Leyvraz S, Pasche P, Bauer J, Bernasconi S, Monnier P
Department of Ear, Nose, and Throat, and Radiotherapy, Centre Hospitalier Universitaire Vaudois, Lausanne, Switzerland.
J Clin Oncol. 1994 Sep;12(9):1876-85. doi: 10.1200/JCO.1994.12.9.1876.
Treatment of locally advanced head and neck carcinoma by surgery and/or radiotherapy is associated with a high recurrence rate, poor survival, and, often, limitation in speech and swallowing functions. Because prolonged time of treatment might be detrimental for tumor control, we designed a study to develop a schedule of alternating radiotherapy and chemotherapy that should be administered over the shortest period of time and with the highest dose of radiotherapy as possible.
Following four successive steps of schedule modifications, regimens alternating split hyperfractionated radiotherapy (2.0 Gy/d times three over 30 to 40 days, to a total of 48 Gy to 60 Gy) and chemotherapy (cisplatin 80 to 100 mg/m2 and fluorouracil 1,000 mg/m2 by continuous infusion for 3 to 4 days, +/- vindesine 8 mg/m2 for two cycles) were administered in 91 patients with advanced squamous cell carcinoma of the head and neck. Adenectomy was performed for residual nodes and major surgery for progression only.
The overall response rate was 95.6% (95% confidence interval [CI], 89.1 to 98.8), with 69.2% complete and 26.4% partial responses. Among partial responders, two patients were converted into complete responders by resection of a residual node. With a median follow-up duration of 45 months, distant mestastases occurred in 18% and a second primary tumor in 7.7% of patients. The median overall survival (OS) and progression-free survival (PFS) durations were 24 months and 17 months, respectively. At 4 years, the survival rate was 40%. All of the locoregional recurrences occurred within the first 15 months, in 14% and 73% of the complete and partial responders, respectively. Mucositis was the dose-limiting toxicity, with a World Health Organization (WHO) grade III and IV rate of 81% at a 60-Gy dose of radiotherapy, compared with 65% at 48 Gy or 54 Gy, which precluded further dose escalation. Leukopenia was severe in the first two steps of treatment, with WHO grade IV toxicity occurring in 41% of patients; however, this decreased to 10% when vindesine was deleted from the chemotherapy regimen in the last two steps. Late toxicity in 29% of patients was not different from that expected with radiotherapy alone. Among patients with resectable tumors, a 64% rate of organ preservation was obtained.
We demonstrated that a full dose of hyperfractionated radiotherapy alternated with chemotherapy over 40 days could produce high antitumor activity. Mucositis was the dose-limiting toxicity, but this resolved completely within a median period of 6 weeks.

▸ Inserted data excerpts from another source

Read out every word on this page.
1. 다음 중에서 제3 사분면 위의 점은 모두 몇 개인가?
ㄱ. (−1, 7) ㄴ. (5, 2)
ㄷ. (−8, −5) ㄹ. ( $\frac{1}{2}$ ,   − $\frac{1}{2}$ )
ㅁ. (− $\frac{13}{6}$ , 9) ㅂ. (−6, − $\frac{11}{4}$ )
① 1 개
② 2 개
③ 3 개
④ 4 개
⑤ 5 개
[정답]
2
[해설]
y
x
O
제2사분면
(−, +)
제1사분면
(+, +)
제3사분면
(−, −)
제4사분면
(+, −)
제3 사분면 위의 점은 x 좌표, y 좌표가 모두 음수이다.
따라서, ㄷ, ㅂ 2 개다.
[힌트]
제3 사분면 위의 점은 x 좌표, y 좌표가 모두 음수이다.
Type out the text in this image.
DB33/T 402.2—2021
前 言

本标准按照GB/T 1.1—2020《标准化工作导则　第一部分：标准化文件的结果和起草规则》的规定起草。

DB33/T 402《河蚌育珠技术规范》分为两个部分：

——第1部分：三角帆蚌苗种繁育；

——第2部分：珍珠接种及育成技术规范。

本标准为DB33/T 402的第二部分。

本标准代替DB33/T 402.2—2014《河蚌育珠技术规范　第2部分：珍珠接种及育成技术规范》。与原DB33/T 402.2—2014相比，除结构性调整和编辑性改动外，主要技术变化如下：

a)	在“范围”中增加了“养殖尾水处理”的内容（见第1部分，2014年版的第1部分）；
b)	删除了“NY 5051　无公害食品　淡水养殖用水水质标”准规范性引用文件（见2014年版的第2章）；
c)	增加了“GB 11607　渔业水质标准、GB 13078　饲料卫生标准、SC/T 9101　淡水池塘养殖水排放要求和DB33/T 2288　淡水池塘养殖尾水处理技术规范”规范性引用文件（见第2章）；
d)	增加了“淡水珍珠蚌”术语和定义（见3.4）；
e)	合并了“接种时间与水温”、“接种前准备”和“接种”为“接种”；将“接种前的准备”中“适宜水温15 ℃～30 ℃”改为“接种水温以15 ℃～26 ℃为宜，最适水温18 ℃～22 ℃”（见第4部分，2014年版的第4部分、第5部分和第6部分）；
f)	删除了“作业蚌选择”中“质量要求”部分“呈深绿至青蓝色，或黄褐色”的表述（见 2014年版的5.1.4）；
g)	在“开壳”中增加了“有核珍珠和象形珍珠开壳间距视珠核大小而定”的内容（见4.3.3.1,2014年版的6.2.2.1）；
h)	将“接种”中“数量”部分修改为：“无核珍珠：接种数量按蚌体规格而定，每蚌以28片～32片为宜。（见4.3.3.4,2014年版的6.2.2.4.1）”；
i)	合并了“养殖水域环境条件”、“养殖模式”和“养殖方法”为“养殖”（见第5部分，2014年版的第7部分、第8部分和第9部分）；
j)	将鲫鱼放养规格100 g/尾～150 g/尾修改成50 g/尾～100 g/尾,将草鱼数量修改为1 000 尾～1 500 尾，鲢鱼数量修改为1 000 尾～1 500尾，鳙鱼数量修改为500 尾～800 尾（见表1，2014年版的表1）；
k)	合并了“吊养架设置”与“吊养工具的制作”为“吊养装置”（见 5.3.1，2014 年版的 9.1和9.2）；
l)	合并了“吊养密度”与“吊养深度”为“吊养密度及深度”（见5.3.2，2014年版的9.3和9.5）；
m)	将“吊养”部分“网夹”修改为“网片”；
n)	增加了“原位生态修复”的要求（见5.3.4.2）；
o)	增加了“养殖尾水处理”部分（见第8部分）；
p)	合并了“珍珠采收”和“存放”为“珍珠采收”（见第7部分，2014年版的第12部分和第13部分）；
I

采用手术和/或放疗治疗局部晚期头颈癌,复发率高、生存率低,且常伴有言语和吞咽功能受限。由于延长治疗时间可能不利于肿瘤控制,我们设计了一项研究,以制定一种交替放疗和化疗的方案,该方案应在最短时间内给予尽可能高剂量的放疗。
经过四个连续的方案调整步骤,对91例晚期头颈鳞状细胞癌患者实施了交替分割超分割放疗(2.0 Gy/天,分三次,共30至40天,总量48 Gy至60 Gy)和化疗(顺铂80至100 mg/m²,氟尿嘧啶1000 mg/m²持续输注3至4天,两个周期可加用长春地辛8 mg/m²)的方案。仅对残留淋巴结进行腺切除术,对病情进展者进行大手术。
总缓解率为95.6%(95%置信区间[CI],89.1至98.8),其中完全缓解率为69.2%,部分缓解率为26.4%。在部分缓解者中,两名患者通过切除残留淋巴结转变为完全缓解者。中位随访时间为45个月,18%的患者发生远处转移,7.7%的患者出现第二原发性肿瘤。中位总生存期(OS)和无进展生存期(PFS)分别为24个月和17个月。4年生存率为40%。所有局部区域复发均发生在最初15个月内,完全缓解者和部分缓解者的复发率分别为14%和73%。黏膜炎是剂量限制性毒性反应,放疗剂量为60 Gy时,世界卫生组织(WHO)Ⅲ级和Ⅳ级发生率为81%,而48 Gy或54 Gy时为65%,这使得无法进一步提高剂量。在前两个治疗步骤中白细胞减少严重,41%的患者出现WHO Ⅳ级毒性反应;然而,在最后两个步骤中化疗方案中删除长春地辛后,该发生率降至10%。29%患者的晚期毒性与单纯放疗预期的毒性无差异。在可切除肿瘤患者中,器官保留率为64%。
我们证明了在40天内交替给予全剂量超分割放疗和化疗可产生高抗肿瘤活性。黏膜炎是剂量限制性毒性反应,但在中位6周内可完全缓解。